In 1787, Senzangakhona, the young chief of the Zulu - which derived its name from one of Malandela's quarrelsome sons, fathered a son out of wedlock, Shaka.
After serving a number of years in Dingiswayo's army, where he excelled as a military tactician and officer, Shaka became the Zulu chief after his father's death. At that time the Zulus were a small group of possibly 1,500 people, which Shaka was determined to build into the major force in the political development of the subcontinent.
From the handful of men Shaka had available, he created the beginning of what would become his army which, over a period of 12 years, he formed into a formidable fighting force, which came to eventually included the armies of formerly independent neighbouring groups. In doing so, he transformed his small chiefdom into the mighty Zulu nation.
In 1828 Shaka was assassinated by his half-brothers, Dingane and Mhlangana.

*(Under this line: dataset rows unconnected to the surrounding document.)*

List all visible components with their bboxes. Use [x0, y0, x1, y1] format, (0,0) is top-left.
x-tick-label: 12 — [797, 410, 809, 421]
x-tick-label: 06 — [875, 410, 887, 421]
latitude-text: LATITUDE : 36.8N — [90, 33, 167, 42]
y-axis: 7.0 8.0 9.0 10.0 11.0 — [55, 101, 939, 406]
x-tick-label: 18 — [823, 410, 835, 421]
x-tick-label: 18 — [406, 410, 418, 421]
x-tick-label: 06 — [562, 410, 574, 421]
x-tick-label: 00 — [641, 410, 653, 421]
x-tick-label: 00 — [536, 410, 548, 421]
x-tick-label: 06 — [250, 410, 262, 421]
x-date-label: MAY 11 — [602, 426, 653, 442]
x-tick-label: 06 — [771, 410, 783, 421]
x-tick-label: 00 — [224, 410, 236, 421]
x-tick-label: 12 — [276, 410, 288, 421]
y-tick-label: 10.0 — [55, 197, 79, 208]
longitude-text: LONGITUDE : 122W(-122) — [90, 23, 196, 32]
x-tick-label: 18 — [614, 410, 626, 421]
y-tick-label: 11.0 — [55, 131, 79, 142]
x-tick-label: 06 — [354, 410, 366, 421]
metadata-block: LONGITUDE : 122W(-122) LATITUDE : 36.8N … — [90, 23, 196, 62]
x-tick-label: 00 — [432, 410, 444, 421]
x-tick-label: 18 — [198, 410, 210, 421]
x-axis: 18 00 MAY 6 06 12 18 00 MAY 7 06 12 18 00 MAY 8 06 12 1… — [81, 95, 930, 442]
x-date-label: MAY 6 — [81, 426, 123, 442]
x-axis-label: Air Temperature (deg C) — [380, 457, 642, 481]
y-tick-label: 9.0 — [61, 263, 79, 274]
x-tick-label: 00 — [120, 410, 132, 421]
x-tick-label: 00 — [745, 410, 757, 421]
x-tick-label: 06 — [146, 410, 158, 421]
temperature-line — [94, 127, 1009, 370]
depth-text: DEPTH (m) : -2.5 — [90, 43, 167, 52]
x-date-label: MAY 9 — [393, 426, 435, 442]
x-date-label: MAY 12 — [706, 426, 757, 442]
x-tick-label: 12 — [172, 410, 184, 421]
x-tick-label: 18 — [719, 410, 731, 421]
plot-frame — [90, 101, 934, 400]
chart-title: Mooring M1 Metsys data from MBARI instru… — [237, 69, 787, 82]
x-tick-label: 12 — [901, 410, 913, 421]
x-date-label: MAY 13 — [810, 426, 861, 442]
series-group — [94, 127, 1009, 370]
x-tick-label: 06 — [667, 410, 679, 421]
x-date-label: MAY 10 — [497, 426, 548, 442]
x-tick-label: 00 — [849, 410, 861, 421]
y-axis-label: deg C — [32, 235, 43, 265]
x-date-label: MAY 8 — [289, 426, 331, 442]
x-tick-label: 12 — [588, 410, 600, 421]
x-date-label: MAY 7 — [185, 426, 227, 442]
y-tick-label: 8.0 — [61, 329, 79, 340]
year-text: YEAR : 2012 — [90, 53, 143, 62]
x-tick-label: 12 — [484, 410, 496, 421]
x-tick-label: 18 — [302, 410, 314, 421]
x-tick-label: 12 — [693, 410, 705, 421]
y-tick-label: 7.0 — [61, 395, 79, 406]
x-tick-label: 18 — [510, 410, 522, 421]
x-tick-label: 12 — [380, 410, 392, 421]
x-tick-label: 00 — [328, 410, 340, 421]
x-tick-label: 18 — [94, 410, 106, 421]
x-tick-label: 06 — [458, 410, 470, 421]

After bitter squabbling between the two brothers and their supporters, Dingane gained the upper hand and took over the leadership of the Zulu empire. Dingane lacked the military genius of Shaka and the leadership qualities required to hold his empire together, and so the edifice that Shaka had created began to crumble. Rebel chiefs broke away and Dingane did not have the ability to force them back.
White settlers were beginning to arrive in colonial Natal in increasing numbers, adding new tensions to those turbulent times. The green hills were seen by the Voortrekkers - disgruntled white farmers who had emigrated from the Eastern Cape - as their new eldorado, and they made overtures to Dingane for land on which they could settle and establish their farms. The Zulu king feared that this would be the thin end of a wedge that would eventually topple him from his throne, and so he had Piet Retief, the Voortrekker emissary who had come to negotiate with him, and his companions put to death.
He also sent his army to kill their women and children and the men guarding the Voortrekker camps at distant Bloukrans, near present-day Estcourt. Those who survived swore, in a covenant with God, to avenge their deaths and to build a church in His honour if victory in the battle against the Zulu were granted to them. On 16 December 1838 on the banks of the Ncome River, which was renamed Blood River, revenge was ruthlessly and bloodily exacted.
Over 3,000 Zulu warriors were killed in battle, while only the Voortrekker leader sustained a minor injury. The defeat was humiliating and the backbone of Dingane's Power was irreparably cracked. However, his army was only finally defeated when Mpande, Dingane's remaining half-brother, who had amassed a considerable following and built a powerful army, attacked him on the Maqongqo hills near the Swaziland border.
Dingane, now a refugee Zulu king with a handful of followers, tried to flee to Swaziland but was killed before he reached there. Mpande, the longest-reigning monarch in Zulu history, succeeded Dingane to the throne and ruled over a much reduced Zulu kingdom from 1840 to his death in 1872. Mpande had been considered harmless, if not an idiot, by Dingane, and so had been spared when Dingane rid himself of all perceived sibling threats on accession to the throne.
However, he proved to be a shrewd ruler who played both ends of the political spectrum — maintaining a dignified but qualified subservience to his white neighbours in the Colony of Natal south of the Thukela River, while retaining control over and the loyalty of his followers north of the river.
After Dingane’s death, his son, Cetshwayo, became the new king in 1872. He was a forceful man who steadily reinstated much of the military discipline his uncle, Shaka, had developed some 50 years before; with this came a resurgence of Zulu pride and a sense of destiny. The spectre of a militant Zulu nation north of the Thukela began to send tremors through the fabric of colonial Natal.
Queen Victoria's officers were determined to see English control extended across Africa, from the Cape to Cairo. Zulu power was viewed as a major threat to this vision, and war between England and the Zulu became inevitable. It began after an impossible ultimatum issued by the British to the Zulu was ignored.
The first major clash was at Isandlwana on 21 January 1879 when the Zulu inflicted the largest defeat the British army suffered in its colonial history. The war ended at Ulundi on 4 July of the same year, when Cetshwayo's military headquarters at Ondini were razed to the ground and his armies routed.
The Colonial Office took over the administration of Zululand and immediately set about reducing the power of the royal house by dividing political power between 13 independent chieftainships.
This led to a smouldering civil war, a period of continued strife and the increasing intervention of the Natal colonial administration in the government and control of Zulu affairs. With the advent of Union in 1910 and white control over the whole of South Africa, white absolute power was entrenched and the Zulu king's hope of attaining state recognition became increasingly remote.
The status of Cetshwayo's son, Dinuzulu, and his grandson, Solomon, was reduced to that of an ordinary chief, charged with little more than control over a small area of what had once been the Zulu kingdom. It was only in the 1950s that the Nationalist government appointed King Cetshwayo's great-grandson, Cyprian, as paramount of the Zulu.
However, the present king's powers are essentially symbolic. As such, he carries a sacred axe 'inhlendla' on important state occasions, and he presides over key rituals, among them the annual Reed Ceremony, which was first introduced in 1984.